Uneasy calm returned to the northern Lebanese city of Tripoli on Monday after Syria-linked sectarian clashes killed six people and wounded 40 a day earlier.
As shops open, the Lebanese army was deployed and barricades were put in
areas that witnessed bloody clashes in Tripoli to stave off any chances for violence to occur again, Al Arabiya correspondent reported.
The latest fighting in Tripoli between Sunni Muslims and Alawite co-religionists of Syrian President Bashar al-Assad came amid growing international concern about the potential for neighboring countries to be dragged into the conflict.
Sunni residents of the port city’s Bab al-Tebbaneh district exchanged machinegun and rocket fire with Alawite residents of the neighboring Jabal Mohsen district leaving three members of each community dead, the security official said.

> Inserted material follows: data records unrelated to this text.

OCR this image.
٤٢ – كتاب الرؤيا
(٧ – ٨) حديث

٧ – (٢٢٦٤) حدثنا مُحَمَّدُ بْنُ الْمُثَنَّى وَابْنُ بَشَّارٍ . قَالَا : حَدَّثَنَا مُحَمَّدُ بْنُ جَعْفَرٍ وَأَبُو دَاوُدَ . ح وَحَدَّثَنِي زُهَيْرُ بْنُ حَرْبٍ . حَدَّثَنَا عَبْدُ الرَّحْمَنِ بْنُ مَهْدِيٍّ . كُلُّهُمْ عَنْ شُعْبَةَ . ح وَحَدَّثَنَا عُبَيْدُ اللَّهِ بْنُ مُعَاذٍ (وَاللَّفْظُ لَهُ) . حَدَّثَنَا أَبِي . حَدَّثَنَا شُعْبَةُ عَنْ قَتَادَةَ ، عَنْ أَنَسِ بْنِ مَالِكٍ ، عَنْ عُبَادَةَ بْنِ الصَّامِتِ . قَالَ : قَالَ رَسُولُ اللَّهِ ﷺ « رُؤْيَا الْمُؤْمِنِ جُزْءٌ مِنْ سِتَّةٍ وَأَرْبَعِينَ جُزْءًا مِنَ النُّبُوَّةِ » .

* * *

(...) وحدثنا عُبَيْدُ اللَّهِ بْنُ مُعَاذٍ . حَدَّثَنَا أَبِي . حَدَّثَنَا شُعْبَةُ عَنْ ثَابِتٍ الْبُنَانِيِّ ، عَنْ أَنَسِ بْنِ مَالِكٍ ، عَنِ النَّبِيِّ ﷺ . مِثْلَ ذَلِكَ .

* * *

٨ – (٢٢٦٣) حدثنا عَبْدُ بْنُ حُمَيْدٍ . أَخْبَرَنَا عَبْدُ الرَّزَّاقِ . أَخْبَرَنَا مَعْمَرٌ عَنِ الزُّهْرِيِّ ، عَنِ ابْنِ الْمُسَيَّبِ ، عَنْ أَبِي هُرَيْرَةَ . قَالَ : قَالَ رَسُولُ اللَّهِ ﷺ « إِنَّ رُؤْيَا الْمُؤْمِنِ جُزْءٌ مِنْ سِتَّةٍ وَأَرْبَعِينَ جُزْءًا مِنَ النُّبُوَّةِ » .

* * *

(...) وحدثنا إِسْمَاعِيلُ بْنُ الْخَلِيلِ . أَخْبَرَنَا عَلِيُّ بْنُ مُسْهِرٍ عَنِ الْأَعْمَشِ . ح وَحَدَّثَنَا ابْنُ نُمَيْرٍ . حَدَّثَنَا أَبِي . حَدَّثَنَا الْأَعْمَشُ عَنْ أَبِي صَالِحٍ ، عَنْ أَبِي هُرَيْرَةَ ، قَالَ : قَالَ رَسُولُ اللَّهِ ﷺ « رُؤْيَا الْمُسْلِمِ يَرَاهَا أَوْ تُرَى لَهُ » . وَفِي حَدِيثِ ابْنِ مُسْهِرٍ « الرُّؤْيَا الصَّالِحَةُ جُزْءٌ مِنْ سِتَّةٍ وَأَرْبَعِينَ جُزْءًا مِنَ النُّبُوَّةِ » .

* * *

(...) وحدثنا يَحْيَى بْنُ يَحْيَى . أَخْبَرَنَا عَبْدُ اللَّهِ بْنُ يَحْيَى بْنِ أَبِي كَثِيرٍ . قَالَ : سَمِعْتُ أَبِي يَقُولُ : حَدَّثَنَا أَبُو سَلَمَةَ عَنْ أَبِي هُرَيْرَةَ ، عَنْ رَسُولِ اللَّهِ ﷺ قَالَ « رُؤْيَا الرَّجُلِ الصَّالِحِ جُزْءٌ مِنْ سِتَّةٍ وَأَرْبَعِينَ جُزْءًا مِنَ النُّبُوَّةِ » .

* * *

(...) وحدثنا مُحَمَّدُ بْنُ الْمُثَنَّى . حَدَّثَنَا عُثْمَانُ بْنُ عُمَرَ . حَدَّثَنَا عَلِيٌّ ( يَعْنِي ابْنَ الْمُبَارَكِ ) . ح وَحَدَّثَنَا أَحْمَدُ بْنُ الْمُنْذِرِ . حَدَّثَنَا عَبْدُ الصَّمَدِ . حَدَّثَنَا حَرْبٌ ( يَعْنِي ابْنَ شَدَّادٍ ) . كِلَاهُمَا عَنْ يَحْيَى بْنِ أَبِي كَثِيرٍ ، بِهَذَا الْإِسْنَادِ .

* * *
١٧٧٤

The latest deaths brought the toll from fighting in the city since Tuesday to 19, including two children.
Longstanding tensions in Tripoli escalated when 22 Sunnis from the Tripoli area who had crossed into Syria to join the armed rebellion against Assad’s rule were ambushed by troops in the town of Tal Kalakh on November 30.
Damascus later agreed to repatriate the bodies at the request of the Lebanese foreign ministry, and on Sunday the corpses of three of the slain fighters were received at the Arida border crossing, a security source said.